Implementation of the Accounting Standards
To the surprise of many, the implementation of the IFRS was not as difficult as many thought since it was easily and quickly adopted by most nations. About 110 nations throughout the globe have incorporated the IFRS into their accounting systems either as a permitted accounting method or as an accounting requirement. Out of these, 85 countries now require that for any company to be listed domestically, it has to comply with the IFRS.
Despite the fact that most of the nations including Europe, India, Russia and Australia just to mention a few, have easily adopted the IFRS, the United States of America is on the compromise as it continually pushes for the US GAAP (Generally Accepted Accounting Practices) to becoming a universal standard. This has in turn led to debates to compare the US GAAP with the IFRS among other international accounting standards.
The reason behind this is that for a long time the United States of America has always wanted to control the international accounting standards or rather has a strong influence in the same. Nevertheless, the United States of America has in the recent past, showed signs of adopting the IFRS, which will act as a secondary system of accounting for those companies in the US that will prefer it.
All the same, the adoption of the IFRS by the United States of America is expected to bring about further debate on which of the two accounting systems (GAAP and IFRS) will be favorable to harmonize the global accounting practices (Harris, 1995).
With most of the countries not agreeing to the idea of the harmonization of the accounting standards, it is agreeable that the issue of harmonization would significantly affect the international standards. One such country is Vietnam, which has for a long time insisted that those wishing to do business with it have to comply with the Vietnam Accounting System (VAS).
However, in spite of being required to prepare the financial statements in Vietnamese language, most countries have complied with this requirement in order to do business with Vietnam. Nevertheless, it should be noted that there are several benefits that would come about as a result of the harmonization of the accounting standards (McGregor, 1999, p.162).
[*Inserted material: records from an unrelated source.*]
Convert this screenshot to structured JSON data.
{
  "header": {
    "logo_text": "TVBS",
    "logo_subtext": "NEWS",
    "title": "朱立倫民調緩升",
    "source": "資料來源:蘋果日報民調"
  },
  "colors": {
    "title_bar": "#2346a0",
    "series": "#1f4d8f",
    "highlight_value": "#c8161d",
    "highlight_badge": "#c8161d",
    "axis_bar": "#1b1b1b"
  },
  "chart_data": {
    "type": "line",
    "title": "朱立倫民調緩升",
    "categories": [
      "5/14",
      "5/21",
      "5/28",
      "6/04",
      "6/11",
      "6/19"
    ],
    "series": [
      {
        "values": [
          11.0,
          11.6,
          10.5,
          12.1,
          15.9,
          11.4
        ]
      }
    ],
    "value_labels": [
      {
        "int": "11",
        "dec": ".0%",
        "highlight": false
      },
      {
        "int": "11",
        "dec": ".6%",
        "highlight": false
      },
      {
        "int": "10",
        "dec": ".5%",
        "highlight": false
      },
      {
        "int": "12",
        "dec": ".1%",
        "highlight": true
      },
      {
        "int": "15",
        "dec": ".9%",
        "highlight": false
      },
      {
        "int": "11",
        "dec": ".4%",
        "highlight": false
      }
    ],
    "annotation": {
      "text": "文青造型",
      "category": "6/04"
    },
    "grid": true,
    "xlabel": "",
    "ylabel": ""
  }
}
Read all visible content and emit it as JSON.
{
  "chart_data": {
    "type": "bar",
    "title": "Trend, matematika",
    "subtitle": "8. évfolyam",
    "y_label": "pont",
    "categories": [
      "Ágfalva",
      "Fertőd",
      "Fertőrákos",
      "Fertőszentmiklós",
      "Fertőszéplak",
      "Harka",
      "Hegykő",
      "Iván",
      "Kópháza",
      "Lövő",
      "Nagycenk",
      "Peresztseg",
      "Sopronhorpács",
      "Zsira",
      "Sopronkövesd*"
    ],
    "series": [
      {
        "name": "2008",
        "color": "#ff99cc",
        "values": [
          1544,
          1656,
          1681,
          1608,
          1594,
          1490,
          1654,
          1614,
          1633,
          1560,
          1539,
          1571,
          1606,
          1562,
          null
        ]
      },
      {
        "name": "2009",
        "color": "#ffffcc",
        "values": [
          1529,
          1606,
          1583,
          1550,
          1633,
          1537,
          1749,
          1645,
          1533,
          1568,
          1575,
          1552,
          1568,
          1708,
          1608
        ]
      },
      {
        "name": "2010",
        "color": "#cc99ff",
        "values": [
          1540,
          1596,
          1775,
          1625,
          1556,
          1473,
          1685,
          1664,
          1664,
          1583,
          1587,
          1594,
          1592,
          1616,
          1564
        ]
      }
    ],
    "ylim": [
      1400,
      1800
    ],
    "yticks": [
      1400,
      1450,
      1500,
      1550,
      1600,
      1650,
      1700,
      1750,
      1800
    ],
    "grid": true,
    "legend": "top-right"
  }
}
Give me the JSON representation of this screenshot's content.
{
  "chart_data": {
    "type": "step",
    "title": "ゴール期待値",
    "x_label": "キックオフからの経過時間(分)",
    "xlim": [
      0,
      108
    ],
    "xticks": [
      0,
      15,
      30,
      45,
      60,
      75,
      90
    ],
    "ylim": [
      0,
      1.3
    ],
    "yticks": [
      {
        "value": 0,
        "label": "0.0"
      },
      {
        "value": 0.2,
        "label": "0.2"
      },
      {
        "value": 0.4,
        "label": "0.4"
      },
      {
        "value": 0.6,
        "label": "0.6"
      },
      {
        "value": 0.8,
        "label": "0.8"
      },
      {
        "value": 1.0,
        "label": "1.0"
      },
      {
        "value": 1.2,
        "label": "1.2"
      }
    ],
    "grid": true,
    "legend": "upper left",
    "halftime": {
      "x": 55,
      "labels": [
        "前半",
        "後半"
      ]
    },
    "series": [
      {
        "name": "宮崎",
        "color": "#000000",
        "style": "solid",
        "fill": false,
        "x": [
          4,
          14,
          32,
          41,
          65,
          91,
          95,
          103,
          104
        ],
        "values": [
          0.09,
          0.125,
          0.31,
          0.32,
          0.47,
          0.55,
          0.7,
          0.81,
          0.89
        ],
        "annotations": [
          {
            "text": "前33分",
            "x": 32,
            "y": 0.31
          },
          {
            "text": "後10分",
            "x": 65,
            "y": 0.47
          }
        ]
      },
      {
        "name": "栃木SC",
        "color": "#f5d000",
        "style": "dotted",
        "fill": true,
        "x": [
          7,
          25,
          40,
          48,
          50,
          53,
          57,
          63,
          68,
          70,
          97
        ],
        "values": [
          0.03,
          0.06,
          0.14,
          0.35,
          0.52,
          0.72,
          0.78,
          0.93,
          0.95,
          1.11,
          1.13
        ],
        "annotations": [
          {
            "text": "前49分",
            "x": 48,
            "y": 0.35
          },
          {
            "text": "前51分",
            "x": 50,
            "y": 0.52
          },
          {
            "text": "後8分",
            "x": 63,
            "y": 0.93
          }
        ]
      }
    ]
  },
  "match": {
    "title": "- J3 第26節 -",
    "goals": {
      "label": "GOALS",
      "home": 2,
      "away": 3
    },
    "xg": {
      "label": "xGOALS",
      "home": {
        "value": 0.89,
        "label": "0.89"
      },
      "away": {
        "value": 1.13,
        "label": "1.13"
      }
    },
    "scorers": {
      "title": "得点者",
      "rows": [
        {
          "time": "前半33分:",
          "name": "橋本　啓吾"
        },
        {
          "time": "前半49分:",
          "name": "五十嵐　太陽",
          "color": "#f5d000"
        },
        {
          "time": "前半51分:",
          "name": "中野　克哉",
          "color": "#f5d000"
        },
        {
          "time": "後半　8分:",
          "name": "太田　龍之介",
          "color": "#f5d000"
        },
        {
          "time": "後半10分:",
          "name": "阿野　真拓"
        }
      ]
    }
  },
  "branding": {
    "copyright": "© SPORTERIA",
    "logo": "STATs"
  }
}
First, the information in the financial statements prepared using the harmonized accounting standards will be able to be understood by each person around the globe. Secondly, this will increase the level of transparency in the business transactions hence ensuring the success of the global market.
Conclusion
From the above discussion it can be clearly concluded that the International Accounting Standards among other international standards of great significance in the global operations. This is because in addition to making people understand the reported financial statements, they also ensure a high level of transparency in the global business transactions.
One such important international accounting standard discussed above is the International Financial Reporting Standards, which have been adopted by most of the countries around the globe because of the major role they play in enhancing cross-border business transactions.
Reference List
Finch, C. (2008). A student’s guide to International Financial Reporting Standards. Wokingham: Kaplan Publishing.
Harris, T. (1995). International Accounting Standards versus US-GAAP reporting: Empirical Evidence based on Case Studies. Cincinnati (OH): International Thomson Press.
International Accounting Standards Board. (2007). International Financial Reporting Standards 2007 (including International Accounting Standards (IAS(tm)) and Interpretations as at 1 January 2007). Dayton: LexisNexis.
Levitt, A. (1998). The Importance of High Quality Accounting Standards. Accounting Horizons, 12(1), 79-82.
McGregor, W. (1999). An Insider’s View of the Current State and Future Direction of International Accounting Standard Setting. Accounting Horizons 13(2), 159-168.